Spain’s three-year civil war, which began in 1936 with an uprising by General Francisco Franco, cost an estimated 500,000 lives. Most were the result of mass killings by both sides. After the war, Franco’s Nationalist troops rounded up suspected Republicans and killed thousands. Many were sent to labour camps and their children were given away.
Sometimes called the “first war of the Second World War”, Spain’s conflict became a proxy for the global clash between communism and fascism. Germany and Italy backed Franco’s coup against the elected “Popular Front” Government, and practised techniques later used in the world war. Germany’s bombing of Guernica foreshadowed the Blitz. Stalin’s Soviet Union backed the ill- organised Republican government.

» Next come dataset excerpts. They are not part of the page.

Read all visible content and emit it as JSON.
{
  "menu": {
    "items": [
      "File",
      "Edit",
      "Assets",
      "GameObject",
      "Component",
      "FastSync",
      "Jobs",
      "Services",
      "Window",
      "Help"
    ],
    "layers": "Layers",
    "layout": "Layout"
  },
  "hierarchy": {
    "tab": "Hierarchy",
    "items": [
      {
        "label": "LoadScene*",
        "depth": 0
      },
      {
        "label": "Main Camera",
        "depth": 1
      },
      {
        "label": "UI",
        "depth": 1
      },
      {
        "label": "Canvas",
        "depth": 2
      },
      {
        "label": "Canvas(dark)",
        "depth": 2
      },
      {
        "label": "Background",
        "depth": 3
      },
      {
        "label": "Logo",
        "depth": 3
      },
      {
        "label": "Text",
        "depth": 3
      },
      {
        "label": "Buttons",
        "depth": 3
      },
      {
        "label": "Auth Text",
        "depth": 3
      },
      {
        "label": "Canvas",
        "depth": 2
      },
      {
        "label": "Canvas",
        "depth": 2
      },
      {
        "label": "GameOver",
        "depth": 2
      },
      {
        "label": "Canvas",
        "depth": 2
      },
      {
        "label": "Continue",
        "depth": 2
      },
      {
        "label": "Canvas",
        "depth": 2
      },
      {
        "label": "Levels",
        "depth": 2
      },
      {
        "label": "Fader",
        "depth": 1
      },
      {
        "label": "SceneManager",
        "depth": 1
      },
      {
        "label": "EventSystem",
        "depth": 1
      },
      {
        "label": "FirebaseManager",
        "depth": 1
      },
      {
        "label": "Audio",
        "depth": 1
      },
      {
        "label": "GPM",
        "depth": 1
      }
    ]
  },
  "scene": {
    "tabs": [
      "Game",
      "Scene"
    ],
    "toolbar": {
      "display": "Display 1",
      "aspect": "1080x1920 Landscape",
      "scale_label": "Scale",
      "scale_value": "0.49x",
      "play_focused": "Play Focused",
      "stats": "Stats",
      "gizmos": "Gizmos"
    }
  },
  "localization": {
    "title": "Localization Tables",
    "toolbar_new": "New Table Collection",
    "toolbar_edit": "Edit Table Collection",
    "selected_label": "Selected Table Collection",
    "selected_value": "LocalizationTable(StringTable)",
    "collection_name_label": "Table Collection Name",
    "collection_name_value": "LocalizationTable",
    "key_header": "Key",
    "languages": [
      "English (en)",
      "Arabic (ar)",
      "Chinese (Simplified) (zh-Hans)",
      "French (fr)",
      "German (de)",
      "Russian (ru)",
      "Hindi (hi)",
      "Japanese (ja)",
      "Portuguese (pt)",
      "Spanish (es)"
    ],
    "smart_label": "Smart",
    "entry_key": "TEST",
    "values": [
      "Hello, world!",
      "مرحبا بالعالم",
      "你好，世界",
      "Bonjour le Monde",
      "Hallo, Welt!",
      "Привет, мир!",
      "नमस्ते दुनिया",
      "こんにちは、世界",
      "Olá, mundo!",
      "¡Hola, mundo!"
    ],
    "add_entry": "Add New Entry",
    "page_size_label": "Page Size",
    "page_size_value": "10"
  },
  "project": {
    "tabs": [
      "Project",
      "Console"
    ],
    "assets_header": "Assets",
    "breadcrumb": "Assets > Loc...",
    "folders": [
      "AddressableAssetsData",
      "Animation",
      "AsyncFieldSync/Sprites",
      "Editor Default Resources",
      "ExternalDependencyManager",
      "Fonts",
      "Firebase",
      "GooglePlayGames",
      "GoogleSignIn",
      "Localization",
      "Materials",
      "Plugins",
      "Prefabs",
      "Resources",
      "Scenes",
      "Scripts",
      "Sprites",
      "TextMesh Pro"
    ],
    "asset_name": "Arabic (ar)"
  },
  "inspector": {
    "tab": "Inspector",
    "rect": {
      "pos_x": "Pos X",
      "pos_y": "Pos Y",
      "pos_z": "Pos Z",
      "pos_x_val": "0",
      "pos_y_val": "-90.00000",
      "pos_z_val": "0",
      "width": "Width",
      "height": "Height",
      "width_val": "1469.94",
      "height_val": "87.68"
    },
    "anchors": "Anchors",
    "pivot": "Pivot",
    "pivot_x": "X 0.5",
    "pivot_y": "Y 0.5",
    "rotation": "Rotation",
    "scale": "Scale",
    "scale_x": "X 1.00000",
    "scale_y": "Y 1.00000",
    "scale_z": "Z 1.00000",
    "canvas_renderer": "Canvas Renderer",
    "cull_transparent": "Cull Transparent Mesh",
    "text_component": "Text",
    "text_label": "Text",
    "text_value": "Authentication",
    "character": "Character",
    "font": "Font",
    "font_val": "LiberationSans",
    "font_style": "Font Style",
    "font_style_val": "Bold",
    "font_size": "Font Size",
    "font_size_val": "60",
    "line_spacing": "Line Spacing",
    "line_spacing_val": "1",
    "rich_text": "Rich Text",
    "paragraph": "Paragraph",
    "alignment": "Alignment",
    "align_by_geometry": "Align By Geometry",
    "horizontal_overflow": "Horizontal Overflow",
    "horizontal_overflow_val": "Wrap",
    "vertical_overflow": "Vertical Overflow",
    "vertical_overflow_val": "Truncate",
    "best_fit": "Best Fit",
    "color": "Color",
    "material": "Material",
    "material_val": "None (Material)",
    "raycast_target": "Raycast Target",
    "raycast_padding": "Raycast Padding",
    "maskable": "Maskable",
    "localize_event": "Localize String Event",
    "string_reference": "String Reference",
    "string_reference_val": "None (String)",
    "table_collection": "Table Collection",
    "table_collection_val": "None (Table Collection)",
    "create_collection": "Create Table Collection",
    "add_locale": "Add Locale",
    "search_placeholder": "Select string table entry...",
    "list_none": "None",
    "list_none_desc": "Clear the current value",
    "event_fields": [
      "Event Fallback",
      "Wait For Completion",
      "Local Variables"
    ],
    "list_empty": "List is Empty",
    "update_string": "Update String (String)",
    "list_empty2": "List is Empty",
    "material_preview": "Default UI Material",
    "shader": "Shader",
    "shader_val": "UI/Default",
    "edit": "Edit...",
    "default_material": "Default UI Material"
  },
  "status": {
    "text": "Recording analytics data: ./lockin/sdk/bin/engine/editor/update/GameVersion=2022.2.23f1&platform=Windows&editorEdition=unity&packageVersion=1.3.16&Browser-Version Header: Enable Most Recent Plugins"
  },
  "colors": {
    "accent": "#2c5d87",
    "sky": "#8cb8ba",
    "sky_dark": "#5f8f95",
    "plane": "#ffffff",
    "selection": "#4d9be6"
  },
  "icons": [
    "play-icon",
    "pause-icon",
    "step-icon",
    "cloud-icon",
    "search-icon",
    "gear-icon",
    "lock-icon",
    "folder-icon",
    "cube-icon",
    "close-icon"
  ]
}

It was not until the generalissimo’s death in 1975 that democracy returned to Spain, with a peaceful seen as a model for other countries. But the price of democracy was silence. No generals stood trial; there was no truth and reconciliation commission..
The civil war’s victors gave up power, and the vanquished were expected not to seek redress for the horrors of Franco’s regime. With the economy booming and freedoms blossoming, the sides entered a tacit “pact of forgetting”.
“Some claim that we had a model transition,” José Antonio Martín Pallín, a Supreme Court judge, wrote recently. “In my opinion, the wounds were hurriedly sewn up using thick thread, and inevitably left scars.”
The agreement began to unravel in 2000, when the descendants of some Republicans killed during the war began to dig up mass graves and give their lost ones a proper burial. The then-conservative government vigorously opposed any state funding of exhumations, saying that disturbing the graves would stir up old hatreds.
But the tide could not be turned back. Hundreds of graves all over Spain have been opened, and history has come flooding out.
The Socialist Government of José Luis Rodríguez Zapatero, whose own grandfather was executed by Nationalists, has decisively broken with the “pact of forgetting”. Señor Zapatero has praised the short-lived Second Republic that Franco overthrew and last month declared 2006 the year of “the recovery of historical memory”.
The Government has been gathering documents about the period from all over the world and plans to open them to the public. His Government is also to introduce a law recognising the suffering of Franco’s victims.
His moves have enraged conservatives, who accuse the Socialists of practising the “politics of vengeance”.
“Contrary to what Zapatero says, Spaniards do not look back on the Second Republic with recognition and satisfaction,” the monarchist newspaper ABC fulminated. “Many people renounced their own memories as winners and do not now deserve to have the losers impose theirs.”
Right-wing historians have produced revisionist histories blaming the Left for the war. Most mainstream historians dismiss their claims as propaganda, but the Right’s drive to prevent the Left from writing Spain’s history gathers pace.
Posters appeared this week in Madrid saying “There is another memory” and urging Spaniards to demonstrate in support of the largely defunct Falangists, the party that was responsible for mass killings of leftists. “Proud to be Spanish!” said another, bearing the yoke and arrows that was the Falangist’s symbol.
Some fear that delving into the past will cause the re-emergence of the so-called “Two Spains”. Conservatives say that the fragile balance between two sides has been upset and the country risks being torn apart. But most think Spanish democracy is now mature enough to debate its past.
“Sooner or later,” says Alejandro Quiroga, a lecturer in Spanish politics at Newcastle University, “the Spanish are going to have to deal with their past. Otherwise, it’s going to be very difficult to move on.”